As It Is’ third album ‘The Great Depression’ opens with a bang; the title track is theatrical, loud and sets the tone for the rest of the record. The album name alone is a potentially polarising title if you’re unaware of the overarching concept, but no matter your stance the record is likely to grind any preconceived notions about this band or record to a pulp.
As with all great concept albums, The Great Depression comes with an intricate narrative to accompany the music. Performed from the perspective of ‘The Poet’, the record tells the story of their experiences with mental health issues, as well as analysing society, modern-day problems, and comprehending the way in which they all influence each other. According to the band, the album is intended to “ask questions rather than giving answers, exploring the lines where consolation and glorification collide, and asking if art is too subjective to offer a universal solution”.
Musically, it’s a departure from the group’s last two albums, with a significantly heavier sound. Produced by Gene “Machine” Freeman, who has worked with artists like Lamb Of God, Clutch, and Every Time I Die, their evolution as a band is more clear than ever.
The track list is separated into four parts, seemingly titled after the first four steps in the ‘Seven Stages of Grief‘. Stage I: Denial is an introduction to the narrative, opening with aforementioned The Great Depression to kick the whole shebang off. Following on is The Wounded World, an equally aggressive track presenting The Poet’s perception of the broken world around him. Guitarist Ben Langford-Biss‘ sweet riff heard throughout the The Fire, The Dark is a strong driving force behind the song.

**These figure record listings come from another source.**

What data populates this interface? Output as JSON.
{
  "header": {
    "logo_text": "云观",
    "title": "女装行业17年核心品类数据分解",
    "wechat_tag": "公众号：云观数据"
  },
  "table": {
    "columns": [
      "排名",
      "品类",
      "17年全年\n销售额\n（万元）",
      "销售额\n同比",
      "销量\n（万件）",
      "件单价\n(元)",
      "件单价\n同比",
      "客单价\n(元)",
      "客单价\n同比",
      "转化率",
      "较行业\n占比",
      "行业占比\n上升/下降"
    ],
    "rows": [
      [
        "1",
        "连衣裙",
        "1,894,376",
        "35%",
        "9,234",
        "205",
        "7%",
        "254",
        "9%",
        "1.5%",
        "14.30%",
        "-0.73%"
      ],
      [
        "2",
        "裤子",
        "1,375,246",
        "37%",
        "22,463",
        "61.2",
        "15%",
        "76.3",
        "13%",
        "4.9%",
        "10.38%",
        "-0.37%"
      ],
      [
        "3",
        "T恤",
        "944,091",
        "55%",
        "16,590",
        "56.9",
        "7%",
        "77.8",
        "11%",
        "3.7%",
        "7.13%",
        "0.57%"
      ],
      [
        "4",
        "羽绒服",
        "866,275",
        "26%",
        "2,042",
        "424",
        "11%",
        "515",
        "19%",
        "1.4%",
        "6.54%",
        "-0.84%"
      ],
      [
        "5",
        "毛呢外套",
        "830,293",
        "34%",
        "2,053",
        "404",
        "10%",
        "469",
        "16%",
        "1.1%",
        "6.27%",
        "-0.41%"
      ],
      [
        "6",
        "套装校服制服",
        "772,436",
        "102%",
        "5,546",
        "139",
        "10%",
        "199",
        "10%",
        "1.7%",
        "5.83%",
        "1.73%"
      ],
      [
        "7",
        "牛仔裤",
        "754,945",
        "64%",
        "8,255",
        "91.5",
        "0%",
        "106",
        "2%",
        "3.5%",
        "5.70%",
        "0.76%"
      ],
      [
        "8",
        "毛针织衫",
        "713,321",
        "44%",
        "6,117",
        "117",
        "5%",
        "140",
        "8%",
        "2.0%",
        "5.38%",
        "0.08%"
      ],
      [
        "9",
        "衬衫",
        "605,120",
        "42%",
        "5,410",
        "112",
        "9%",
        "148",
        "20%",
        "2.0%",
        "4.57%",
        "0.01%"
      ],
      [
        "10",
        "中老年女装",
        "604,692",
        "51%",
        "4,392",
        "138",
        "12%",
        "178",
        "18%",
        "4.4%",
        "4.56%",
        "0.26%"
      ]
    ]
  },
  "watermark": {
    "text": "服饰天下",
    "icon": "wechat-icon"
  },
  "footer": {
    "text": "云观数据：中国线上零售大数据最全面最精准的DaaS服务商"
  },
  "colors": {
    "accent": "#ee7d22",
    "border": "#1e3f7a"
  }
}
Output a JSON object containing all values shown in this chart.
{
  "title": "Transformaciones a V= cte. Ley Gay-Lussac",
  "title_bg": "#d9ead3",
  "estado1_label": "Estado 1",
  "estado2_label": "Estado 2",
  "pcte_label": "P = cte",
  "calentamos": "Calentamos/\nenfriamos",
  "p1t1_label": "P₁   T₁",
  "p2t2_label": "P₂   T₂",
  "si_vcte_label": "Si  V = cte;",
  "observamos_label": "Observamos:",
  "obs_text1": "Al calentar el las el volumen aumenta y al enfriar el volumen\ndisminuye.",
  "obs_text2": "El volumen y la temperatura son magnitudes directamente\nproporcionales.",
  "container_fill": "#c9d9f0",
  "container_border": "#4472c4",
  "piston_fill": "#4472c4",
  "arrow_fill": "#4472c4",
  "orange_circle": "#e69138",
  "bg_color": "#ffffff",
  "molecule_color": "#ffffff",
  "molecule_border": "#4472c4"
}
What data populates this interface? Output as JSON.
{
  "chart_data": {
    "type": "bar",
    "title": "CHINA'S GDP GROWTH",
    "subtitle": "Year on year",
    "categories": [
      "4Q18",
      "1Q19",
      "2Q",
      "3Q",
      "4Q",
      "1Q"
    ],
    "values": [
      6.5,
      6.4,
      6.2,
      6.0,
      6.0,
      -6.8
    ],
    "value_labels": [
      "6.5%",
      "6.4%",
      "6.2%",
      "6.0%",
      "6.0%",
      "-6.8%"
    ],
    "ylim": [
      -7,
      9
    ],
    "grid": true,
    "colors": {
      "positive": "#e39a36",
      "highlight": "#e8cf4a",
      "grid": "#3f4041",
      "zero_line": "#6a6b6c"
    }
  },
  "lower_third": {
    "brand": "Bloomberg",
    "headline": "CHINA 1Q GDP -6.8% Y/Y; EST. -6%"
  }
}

The Stigma (Boys Don’t Cry) is a powerful commentary on the way in which men’s emotions are treated within society. Lines like “keep it all inside, ’cause boys don’t cry” are a stark reminder of the sad reality that expressing emotions is considered shameful, thanks to ever-present toxic masculinity. It’s topical and sends a strong message – a definite high point on the album. The Stigma rolls straight into The Handwritten Letter, another gutsy track with verses that reinforce their new rockier sound, and choruses that pay homage to their pop punk roots.
The Reaper (ft. Aaron Gillespie) is a huge highlight on the record for me. A filthy bassline courtesy of bassist Alistair Testo rings out, before vocalist Patty Walters rips through to begin what’s probably his heaviest vocal performance so far. The sweeping chorus features prominent backing vocals and more sweet riffage by Langford-Biss, before coming to the bridge featuring Aaron Gillespie. Gillespie is most well known as a member of metalcore band Underøath, but also toured as drummer for Paramore from 2013-2016. He lends a stellar vocal performance and adds another dimension to the song.
The Two Tongues is another favourite; the fast chorus has definitely led me to speed while driving my car when it kicks in – oops. The Truth I’ll Never Tell is a melodic throwback to past releases, with tasteful pepperings of tambourine and Walters’ signature honest lyrics throughout.
Stage IV: Acceptance is fittingly far more subdued than the rest of the record. I found the three songs to be my least favourite on the record. Emotional acoustic ballad The Hurt, The Hope and The Haunting just didn’t interest me. Thematically both fit with the narrative, but I just didn’t like either song. The album closes out on a high note with The End, a theatrical expression of frustration with the apathy of those not paying attention to societal problems. The explosive bridge is backed by a fantastic chorus of powerful instrumentals, packing the perfect amount of punch to end the record.
I’m sure plenty of people will miss the point of this record. Those who can’t cope with seeing men wear make-up, or talking about their feelings are unlikely to benefit from this release. But those with open minds; those who need encouragement, conversation and to see openness in the media about mental health; will. It’s an incredibly important discussion that needs to be had in every space, by people with influence and the power to induce change. As It Is have done just that with The Great Depression, and I have complete faith that this record is going to do a whole lot for a whole lot of people.